In April, 1976 defendant Wilson P. Abraham sold plaintiff Louis H. Marrero, IV 305,306 shares of stock in the International City Bank (ICB) of New Orleans, which represented a controlling interest in the bank. The total purchase price was $3,511,-019, of which Marrero paid $750,000 in cash. For the balance he executed a personal promissory note to Abraham for $861,019 and assumed Abraham’s existing $1.9 million debt with Banco di Roma — Chicago (Banco). 281,339 shares were pledged as security for the note with Banco. Abraham had originally made a loan of $1.9 million in May, 1975 with Mutual Benefit Life Insurance Co. of Decatur, Alabama in order to purchase those shares and later refinanced that loan through Banco. As a result of his sale to Marrero, Abraham realized a profit of more than $1 million.

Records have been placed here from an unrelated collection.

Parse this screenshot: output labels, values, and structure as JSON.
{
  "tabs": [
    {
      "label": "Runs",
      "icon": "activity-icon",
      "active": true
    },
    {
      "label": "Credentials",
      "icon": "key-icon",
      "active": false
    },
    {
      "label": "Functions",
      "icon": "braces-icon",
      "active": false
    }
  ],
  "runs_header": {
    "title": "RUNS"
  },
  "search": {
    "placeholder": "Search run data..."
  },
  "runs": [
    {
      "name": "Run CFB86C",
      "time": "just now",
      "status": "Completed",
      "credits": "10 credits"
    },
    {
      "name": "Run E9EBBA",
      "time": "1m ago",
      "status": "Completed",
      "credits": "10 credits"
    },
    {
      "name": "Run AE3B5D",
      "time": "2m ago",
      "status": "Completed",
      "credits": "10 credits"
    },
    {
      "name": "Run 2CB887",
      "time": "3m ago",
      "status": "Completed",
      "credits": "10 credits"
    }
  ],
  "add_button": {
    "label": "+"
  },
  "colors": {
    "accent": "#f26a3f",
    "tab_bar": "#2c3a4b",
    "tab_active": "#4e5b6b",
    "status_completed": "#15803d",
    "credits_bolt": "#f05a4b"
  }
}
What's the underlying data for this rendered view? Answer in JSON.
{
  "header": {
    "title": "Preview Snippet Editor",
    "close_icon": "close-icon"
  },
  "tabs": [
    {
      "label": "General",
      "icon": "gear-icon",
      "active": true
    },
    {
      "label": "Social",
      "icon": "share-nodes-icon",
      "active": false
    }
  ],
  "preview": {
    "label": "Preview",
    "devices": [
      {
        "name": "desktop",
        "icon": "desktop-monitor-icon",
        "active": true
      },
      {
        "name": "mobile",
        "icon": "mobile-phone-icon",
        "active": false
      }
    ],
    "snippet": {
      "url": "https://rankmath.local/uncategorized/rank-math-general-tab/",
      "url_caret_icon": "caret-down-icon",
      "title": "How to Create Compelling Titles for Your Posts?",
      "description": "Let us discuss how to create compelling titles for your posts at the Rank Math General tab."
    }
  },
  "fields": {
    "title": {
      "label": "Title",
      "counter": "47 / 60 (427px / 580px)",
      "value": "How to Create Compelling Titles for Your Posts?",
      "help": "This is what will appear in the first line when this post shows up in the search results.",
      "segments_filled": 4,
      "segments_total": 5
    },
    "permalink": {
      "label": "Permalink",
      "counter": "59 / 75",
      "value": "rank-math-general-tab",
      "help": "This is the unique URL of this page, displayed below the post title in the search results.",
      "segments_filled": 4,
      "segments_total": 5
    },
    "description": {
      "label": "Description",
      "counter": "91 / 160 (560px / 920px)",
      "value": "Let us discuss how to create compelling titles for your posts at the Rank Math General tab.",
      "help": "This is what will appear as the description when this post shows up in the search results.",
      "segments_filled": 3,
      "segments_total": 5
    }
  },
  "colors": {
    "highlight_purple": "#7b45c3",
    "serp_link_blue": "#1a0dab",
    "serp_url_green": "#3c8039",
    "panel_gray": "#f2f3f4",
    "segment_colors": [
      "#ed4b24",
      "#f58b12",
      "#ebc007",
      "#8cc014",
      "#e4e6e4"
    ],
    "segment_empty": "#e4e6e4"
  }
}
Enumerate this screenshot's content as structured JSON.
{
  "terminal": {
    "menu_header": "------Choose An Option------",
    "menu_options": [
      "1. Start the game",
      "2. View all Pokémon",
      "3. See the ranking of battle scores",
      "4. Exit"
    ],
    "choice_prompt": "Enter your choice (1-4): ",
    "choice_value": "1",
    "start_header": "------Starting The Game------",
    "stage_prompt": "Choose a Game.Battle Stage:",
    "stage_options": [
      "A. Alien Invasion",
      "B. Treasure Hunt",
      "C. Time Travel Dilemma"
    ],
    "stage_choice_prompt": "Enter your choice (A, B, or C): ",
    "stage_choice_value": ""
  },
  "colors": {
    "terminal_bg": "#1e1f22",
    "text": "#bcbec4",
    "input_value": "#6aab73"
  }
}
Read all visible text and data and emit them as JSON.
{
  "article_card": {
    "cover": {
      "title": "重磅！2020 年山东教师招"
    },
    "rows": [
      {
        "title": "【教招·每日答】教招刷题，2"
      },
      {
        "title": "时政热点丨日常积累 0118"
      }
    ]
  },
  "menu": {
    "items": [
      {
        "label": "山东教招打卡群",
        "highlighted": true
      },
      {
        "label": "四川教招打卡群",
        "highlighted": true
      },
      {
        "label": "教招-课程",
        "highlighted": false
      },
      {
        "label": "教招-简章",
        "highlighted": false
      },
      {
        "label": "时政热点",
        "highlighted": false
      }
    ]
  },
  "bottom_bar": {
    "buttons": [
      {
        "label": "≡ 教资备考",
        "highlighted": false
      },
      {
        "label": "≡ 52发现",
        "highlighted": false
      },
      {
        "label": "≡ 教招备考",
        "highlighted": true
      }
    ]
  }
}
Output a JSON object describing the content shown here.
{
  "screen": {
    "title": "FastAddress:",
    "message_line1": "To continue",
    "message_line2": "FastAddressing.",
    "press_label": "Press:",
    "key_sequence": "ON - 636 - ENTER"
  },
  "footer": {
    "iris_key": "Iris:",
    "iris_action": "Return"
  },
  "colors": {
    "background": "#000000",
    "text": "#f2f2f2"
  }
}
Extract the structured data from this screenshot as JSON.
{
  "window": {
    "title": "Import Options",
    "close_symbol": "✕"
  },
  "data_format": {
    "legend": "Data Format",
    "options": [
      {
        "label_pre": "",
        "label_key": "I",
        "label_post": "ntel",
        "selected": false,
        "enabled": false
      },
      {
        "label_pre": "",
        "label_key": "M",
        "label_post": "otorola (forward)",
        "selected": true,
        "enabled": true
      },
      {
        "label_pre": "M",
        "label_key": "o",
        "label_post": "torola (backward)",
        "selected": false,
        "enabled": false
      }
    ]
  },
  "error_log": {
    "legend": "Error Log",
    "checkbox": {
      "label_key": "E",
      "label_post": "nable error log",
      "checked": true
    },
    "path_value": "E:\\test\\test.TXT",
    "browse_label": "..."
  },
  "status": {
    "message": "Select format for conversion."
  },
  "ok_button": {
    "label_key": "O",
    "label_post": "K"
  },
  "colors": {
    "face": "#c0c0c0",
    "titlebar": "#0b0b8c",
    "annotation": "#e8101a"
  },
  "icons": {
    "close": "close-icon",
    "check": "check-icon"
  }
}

Soon after the sale the bank failed and the stock became virtually worthless. Marrero filed suit in September, 1976 against Abraham and several others, of whom only Abraham still remains a defendant. He alleges that Abraham induced him to purchase the stock through a series of misrepresentations and omissions, particularly concerning certain “problem loans” and Abraham’s misuse of his position as chief executive officer. Marrero brought his suit under § 10(b) of the 1934 Securities Exchange Act, 15 U.S.C. § 78j(b), and Rule 10b-5,17 C.F.R. § 240.10b-5; § 17(a) of the 1933 Securities Act, 15 U.S.C. § 77q(a); the Louisiana Blue Sky Law, La.R.S. 51:715(AX3); and the Louisiana Civil Code, Articles 1819 et seq. (defect of consent in the sale due to error and fraud), 2520 and 2541 et seq. (nonapparent defect in the article sold) and 2315 (intentional misrepresentation). In his prayer he seeks a variety of remedies, chief among which are damages, rescission of the purchase agreement, attorney’s fees and pre-judgment interest.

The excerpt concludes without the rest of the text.